A few months ago my wife and I went for a walk in downtown Winnipeg. It wasn't a particularly scenic route, but it was highly symbolic. Cathie and I joined about 30 others to walk from the new Canadian Museum for Human Rights to the Holocaust Memorial on the grounds of the Manitoba Legislature. Dr. Stefan Carter led the walk as a way to keep memory alive. As a young teen in the summer of 1942, he was taken from the ghetto in Warsaw, Poland, and sent to an internment camp. “The authorities pushed me one way and my mother another way. I never saw her again.”

The issue of human worth and dignity is at the heart of so much tragedy in human history. How can we value people so little that six million European Jews were killed and more than 1,100 indigenous women and girls have been murdered or are missing in Canada? The Salvation Army's fifth core conviction helps us respond to these current questions: We believe that our first parents were created in a state of innocency, but by their disobedience they lost their purity and happiness, and that in consequence of their fall all men have become sinners, totally depraved, and as such are justly exposed to the wrath of God. Let's explore the biblical grounding of this doctrine and then put it into conversation with the 21st century.

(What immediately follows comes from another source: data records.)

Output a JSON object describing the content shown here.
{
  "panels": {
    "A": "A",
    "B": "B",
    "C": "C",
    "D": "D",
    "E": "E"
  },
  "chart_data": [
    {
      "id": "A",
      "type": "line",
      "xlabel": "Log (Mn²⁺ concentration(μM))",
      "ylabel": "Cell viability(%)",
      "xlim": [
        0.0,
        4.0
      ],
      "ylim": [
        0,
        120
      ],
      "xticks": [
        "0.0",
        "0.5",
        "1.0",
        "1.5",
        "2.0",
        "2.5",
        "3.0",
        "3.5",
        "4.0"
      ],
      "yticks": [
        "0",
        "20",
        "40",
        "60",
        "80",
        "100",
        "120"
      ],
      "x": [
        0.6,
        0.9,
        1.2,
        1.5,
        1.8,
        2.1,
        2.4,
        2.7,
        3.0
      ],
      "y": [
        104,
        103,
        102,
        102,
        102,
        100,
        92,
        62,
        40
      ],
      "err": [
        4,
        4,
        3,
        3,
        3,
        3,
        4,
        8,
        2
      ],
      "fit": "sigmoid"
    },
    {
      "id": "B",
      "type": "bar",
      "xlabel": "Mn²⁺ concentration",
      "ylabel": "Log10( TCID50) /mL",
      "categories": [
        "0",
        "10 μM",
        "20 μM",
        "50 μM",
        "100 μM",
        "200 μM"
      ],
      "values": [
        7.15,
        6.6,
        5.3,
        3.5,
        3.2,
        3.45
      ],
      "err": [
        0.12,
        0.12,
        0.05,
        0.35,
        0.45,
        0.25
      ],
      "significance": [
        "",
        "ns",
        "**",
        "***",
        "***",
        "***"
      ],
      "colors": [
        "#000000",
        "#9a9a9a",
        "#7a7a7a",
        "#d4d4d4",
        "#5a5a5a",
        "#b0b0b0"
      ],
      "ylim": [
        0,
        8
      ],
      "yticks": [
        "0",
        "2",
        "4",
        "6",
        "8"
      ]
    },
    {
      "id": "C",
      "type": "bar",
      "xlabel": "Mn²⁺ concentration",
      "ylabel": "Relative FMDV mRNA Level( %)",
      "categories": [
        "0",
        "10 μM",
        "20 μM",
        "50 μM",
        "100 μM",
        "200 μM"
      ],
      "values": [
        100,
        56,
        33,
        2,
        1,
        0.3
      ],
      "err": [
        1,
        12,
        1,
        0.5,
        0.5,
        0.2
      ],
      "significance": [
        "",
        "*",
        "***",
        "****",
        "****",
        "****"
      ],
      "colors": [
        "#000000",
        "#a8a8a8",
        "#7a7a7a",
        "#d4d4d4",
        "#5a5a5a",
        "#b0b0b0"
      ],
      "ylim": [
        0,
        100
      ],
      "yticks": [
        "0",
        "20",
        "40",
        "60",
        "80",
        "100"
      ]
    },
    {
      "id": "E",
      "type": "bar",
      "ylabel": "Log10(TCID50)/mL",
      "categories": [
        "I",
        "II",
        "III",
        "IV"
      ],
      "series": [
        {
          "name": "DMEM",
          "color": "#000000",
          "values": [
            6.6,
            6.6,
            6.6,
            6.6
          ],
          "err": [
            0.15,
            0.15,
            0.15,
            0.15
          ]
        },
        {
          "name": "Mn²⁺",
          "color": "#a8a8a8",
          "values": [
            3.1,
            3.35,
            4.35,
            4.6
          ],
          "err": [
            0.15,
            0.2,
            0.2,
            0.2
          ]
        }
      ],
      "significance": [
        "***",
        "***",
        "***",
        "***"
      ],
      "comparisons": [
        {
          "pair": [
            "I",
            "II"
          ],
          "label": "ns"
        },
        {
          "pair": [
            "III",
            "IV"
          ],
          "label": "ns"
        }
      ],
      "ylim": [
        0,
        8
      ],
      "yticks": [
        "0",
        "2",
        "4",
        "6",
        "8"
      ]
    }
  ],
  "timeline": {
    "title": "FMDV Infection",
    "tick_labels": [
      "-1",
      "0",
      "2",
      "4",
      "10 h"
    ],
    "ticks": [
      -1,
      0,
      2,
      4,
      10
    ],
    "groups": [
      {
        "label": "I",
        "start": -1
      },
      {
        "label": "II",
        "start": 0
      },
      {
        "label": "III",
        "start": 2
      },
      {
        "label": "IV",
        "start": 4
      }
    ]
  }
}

This doctrine holds two biblical convictions in tension. First, humanity was created in the image of God: “Then God said, 'Let us make humankind in our image, according to our likeness' … So God created humankind in his image, in the image of God he created them; male and female he created them … It was very good” (Genesis 1:26-31 NRSV). Thus the early chapters of Genesis portray God addressing humanity, and humanity responding in turn. Since it is “not good” that the man Adam is alone, human community is important to being fully human. Because both man and woman bear God's image, neither can be dehumanized. Lastly, humans have a vocation to exercise stewardship over creation, not to exploit it. The second conviction expressed in this doctrine introduces the tension: humanity's mistrust and disobedience of God pollutes our relationships and our world. Humanity is fallen, lost, wounded, broken, mistrusting and fragmented. We are made in the image of God, but we are sinful. This is both the heart and the tension of this core conviction.

The undermining of human dignity takes different forms in the 21st century. Human trafficking is a multi-billion-dollar empire. It reaches into families around the world—at least 2.5 million persons are being trafficked globally. This treatment of women and children violates their worth and dignity. Human trafficking also expresses the way human sinfulness becomes systemic, or in biblical terms, embodies the “principalities and powers of the age.”

Pornography is a closely related form of dehumanization. It is estimated there are more than four million porn websites, with teenagers being the largest users. One director of porn films describes his actresses as “a throwaway commodity in a throwaway world.” The reasons why women become involved in this “industry” are complex, but the consequences are destructive. In Empire of Illusion: The End of Literacy and the Triumph of Spectacle, Chris Hedges writes that pornography “extinguishes the sacred and the human to worship power, control, force and pain. It replaces empathy, eros and compassion with the illusion that we are gods.” The God of the biblical story is not indifferent to this darkness: humanity is justly exposed to the wrath of God.

The Salvation Army's communal life and mission takes its cue from this doctrine. Conscious of our own sinfulness, we respond to God's grace by viewing all peoples as created in the image of the triune God. Because of this we honour the dignity of people with dementia, care for those with disabilities, respect those of different race and ethnicity, see the image of the divine in those of different sexual orientation and refuse to treat people as commodities, because we know that God's grace cannot be reduced to a commodity. In a sinful world we seek to express the human dignity born of God's grace. With all persons. This conviction matters!

Major Ray Harris is a retired Salvation Army officer of the Canada and Bermuda Territory. He lives in Winnipeg where he plays trombone in the Heritage Park Temple Band.